Lately, I’ve been following a really cool twitter feed called Women’s Art, @womensart1. It’s astonishing how many women, known and unknown, have been creating beautiful works over the centuries. Paintings, embroidery, sculpture, photos, quilts — you name it. The pictures have been an absolute treat.

Speaking of women’s art, I just learned about Artemisia Gentileschi, a painter whose reputation is apparently second only to Caravaggio among 17th-century Italian artists.

Paul Jeromack reported at Art Newspaper that she recently scored a big price at auction. Too bad she doesn’t get to benefit.

“A previously unknown Self-Portrait as Saint Catherine,” writes Jeromack, “sold at Drouot in Paris on 19 December for an artist record of €2,360,600 [about $2.9 million]. …

“The work, which dates from the same period (1614-16) as another Saint Catherine picture by the artist held by the Uffizi, was discovered by auctioneer Christophe Joron-Derem and presented in his sale of European paintings. …

“Lionised as an icon of feminist empowerment and artistic accomplishment since the 1970s … Gentileschi was canny enough to exploit her singular fame as a female painter in the form of self-portraits in the guise of religious or allegorical figures (her most notable depiction by another artist is by her friend Simon Vouet, who portrayed her with her brushes and palette and a wonderfully commanding swagger).  …

“Despite the artist’s popularity, she is not represented in many important museums: neither of the National Galleries in London or Washington, DC, nor the Getty, nor the Louvre, which curiously did not pre-empt the sale under French patrimony laws.

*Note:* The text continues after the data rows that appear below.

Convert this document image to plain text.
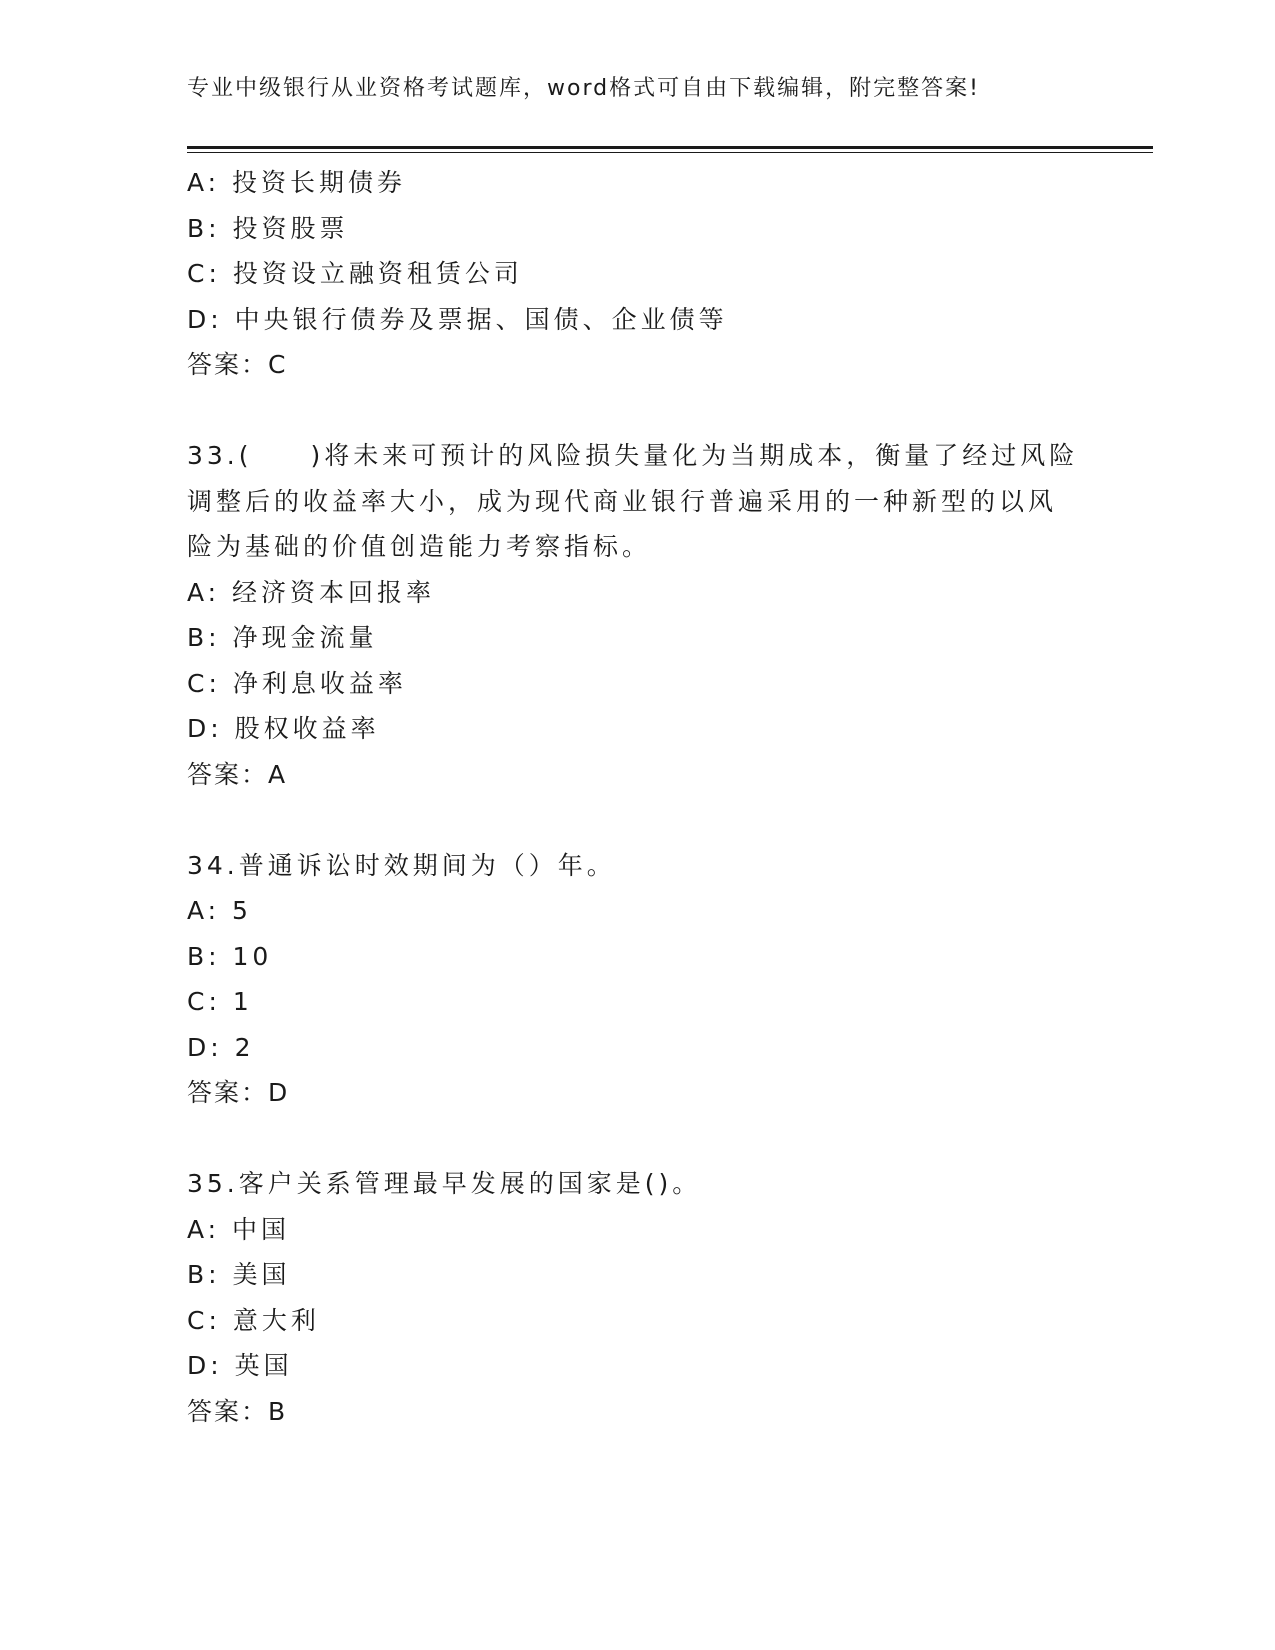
专业中级银行从业资格考试题库，word格式可自由下载编辑，附完整答案!
A: 投资长期债券
B: 投资股票
C: 投资设立融资租赁公司
D: 中央银行债券及票据、国债、企业债等
答案：C
33.(　　)将未来可预计的风险损失量化为当期成本，衡量了经过风险
调整后的收益率大小，成为现代商业银行普遍采用的一种新型的以风
险为基础的价值创造能力考察指标。
A: 经济资本回报率
B: 净现金流量
C: 净利息收益率
D: 股权收益率
答案：A
34.普通诉讼时效期间为（）年。
A: 5
B: 10
C: 1
D: 2
答案：D
35.客户关系管理最早发展的国家是()。
A: 中国
B: 美国
C: 意大利
D: 英国
答案：B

While the picture’s relatively modest size of 71 sq. cm would endear it to private collectors, one hopes a major museum would be astute enough to acquire it.” More here.

Don’t you love it when someone “discovers” a lost masterpiece? That’s what I dream of — finding a masterpiece at a garage sale. Or like the blogger Things I Find in the Garbage, finding something amazing dumped on the curb.